Aroused rounds up 16 famous names (ranging from veterans like Lisa Ann to relative newcomers like Allie Haze) in the adult film industry and intends to shed light on the women themselves, rather than their personas. It’s surely a lofty goal as the personas of these women are manufactured in order to avoid this very thing. 

Does Aroused dig into these women and discover their feminine power as it aspires to? The answer is a very strong maybe. 

Director: Deborah Anderson
Release Date: May 2, 2013 (VOD) May 3, 2013 (limited)
Rating: NR

As mentioned earlier, Aroused is a documentary by Deborah Anderson that involves 16 women in the adult film industry and one casting agent. It’s a series of interviews broken up into two halves. The first half of the film are interviews with several of the women as Deborah asks them questions while they’re getting ready for their photo shoot. The second half opens it up to the entire cast as it takes a more relaxed approach to the interviews (quite literally) and the women just talk about whatever subject happens to pop up. 

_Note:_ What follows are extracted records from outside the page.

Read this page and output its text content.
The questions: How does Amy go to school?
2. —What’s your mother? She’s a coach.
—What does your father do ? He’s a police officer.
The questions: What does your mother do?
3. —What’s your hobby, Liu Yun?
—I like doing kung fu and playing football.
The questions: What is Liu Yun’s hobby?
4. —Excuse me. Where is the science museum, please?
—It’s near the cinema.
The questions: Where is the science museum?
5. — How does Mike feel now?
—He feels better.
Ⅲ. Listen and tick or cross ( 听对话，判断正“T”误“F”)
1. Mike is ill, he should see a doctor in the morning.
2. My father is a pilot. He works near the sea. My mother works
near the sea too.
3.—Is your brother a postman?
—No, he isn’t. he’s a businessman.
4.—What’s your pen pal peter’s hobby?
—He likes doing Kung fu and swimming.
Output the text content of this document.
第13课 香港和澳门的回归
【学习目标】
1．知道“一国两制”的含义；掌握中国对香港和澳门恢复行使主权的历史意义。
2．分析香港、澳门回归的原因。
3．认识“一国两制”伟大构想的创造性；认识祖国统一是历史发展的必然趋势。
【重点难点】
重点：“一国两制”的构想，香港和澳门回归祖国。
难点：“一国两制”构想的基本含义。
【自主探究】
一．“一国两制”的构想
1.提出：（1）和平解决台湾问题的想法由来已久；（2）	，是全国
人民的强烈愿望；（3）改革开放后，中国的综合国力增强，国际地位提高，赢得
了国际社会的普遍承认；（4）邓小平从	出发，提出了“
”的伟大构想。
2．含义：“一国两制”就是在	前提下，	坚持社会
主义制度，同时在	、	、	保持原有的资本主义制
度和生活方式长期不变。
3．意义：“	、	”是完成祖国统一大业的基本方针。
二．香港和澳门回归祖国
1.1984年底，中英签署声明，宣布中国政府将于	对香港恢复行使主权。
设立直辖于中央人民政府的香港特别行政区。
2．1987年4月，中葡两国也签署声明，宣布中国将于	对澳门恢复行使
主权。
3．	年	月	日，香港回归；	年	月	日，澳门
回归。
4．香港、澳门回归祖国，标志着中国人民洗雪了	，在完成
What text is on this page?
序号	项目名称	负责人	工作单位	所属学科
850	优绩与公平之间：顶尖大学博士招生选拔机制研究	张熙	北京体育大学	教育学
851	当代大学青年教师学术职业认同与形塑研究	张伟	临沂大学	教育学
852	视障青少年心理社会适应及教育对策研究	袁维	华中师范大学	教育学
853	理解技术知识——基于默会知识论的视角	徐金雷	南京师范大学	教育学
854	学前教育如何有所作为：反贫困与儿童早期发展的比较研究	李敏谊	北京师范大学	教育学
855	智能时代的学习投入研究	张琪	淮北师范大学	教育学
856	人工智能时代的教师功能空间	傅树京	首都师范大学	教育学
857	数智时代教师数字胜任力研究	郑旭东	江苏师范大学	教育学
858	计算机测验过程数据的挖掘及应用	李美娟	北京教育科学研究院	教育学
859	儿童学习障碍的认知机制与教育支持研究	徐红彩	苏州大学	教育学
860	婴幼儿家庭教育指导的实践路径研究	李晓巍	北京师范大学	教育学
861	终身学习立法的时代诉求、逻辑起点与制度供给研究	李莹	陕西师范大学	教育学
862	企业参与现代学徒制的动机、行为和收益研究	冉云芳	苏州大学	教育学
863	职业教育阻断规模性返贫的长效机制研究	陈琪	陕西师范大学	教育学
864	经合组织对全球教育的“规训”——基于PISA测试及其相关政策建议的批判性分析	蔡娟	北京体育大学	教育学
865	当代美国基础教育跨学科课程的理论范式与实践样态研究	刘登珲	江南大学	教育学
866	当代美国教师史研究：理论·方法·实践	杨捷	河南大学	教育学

I’m someone who doesn’t know too much about the adult film industry or its stars, but when you approach the film as one that’s shedding light on a career that normally doesn’t get a different set of eyes, the content of the interviews work extremely well. These are all women who choose to sell their body (unfortunately, only some of the stars go into why they started) and through the film you do get the feeling that they want folks to look at them differently. You’re mileage will vary depending on how close you are to the adult film industry. If you’re an adult film connoisseur, you’re doing yourself a disservice if you don’t at least give Aroused a watch. 

Unfortunately while some of the interviews approach the depth with its stars that Aroused advertises, most of them are only skin deep. Many of the women’s stories are heartbreaking (especially Brooklyn Lee, who gets the closest to having true emotional clarity in the film) and the film would benefit from exploring them further. Although that’s a consequence of the film’s huge cast. With its 16 women, the film spreads itself too thin causing the sidelining of most of its stars (who admittedly only get 2-3 minutes of screen time) and sends a weird message in a film that wants to promote female empowerment (and in case you didn’t realize that’s what Aroused is going for, Anderson explicitly states this in the beginning of the film and transitions are marked with famous feminist quotes). Maybe if the film worked with a more manageable number, the cropped sections of interviews wouldn’t feel so misused. And that’s not even mentioning how interesting the casting agent’s segments were (the film could have used more of the business perspective). 

One of the more distracting elements of Aroused has to be its cinematography. Although the transition from black and white to color is handled very well (to represent the change in formality as the women get more relaxed), the second half of the film is mainly close ups of the stars’ naked bodies and faces. Aroused attempts to marry the images of nudity and power, and to emphasize the control the women have over their sexuality, but this ultimately fails as the context of the interviews reach an intimacy undermined by the visuals. While the relaxed format works extremely well, it’s hard to connect with a woman on screen if there’s a unrelenting close up of her naked breast. 

Even with all of its odd choices (backing soundtrack tends to overpower the women’s voices, Anderson hilariously plugs her previous work in the middle of the film, some of the women don’t get enough screen time), I still like Aroused for what it is. The women’s stories make or break a film like this. Even if those stories could potentially go farther, it’s still worth hearing what these women have to say. 

Aroused is a window into an industry that tends to only show certain sides of itself. The window may need some cleaning, but if you put in the effort, you can still make out the beautiful interior.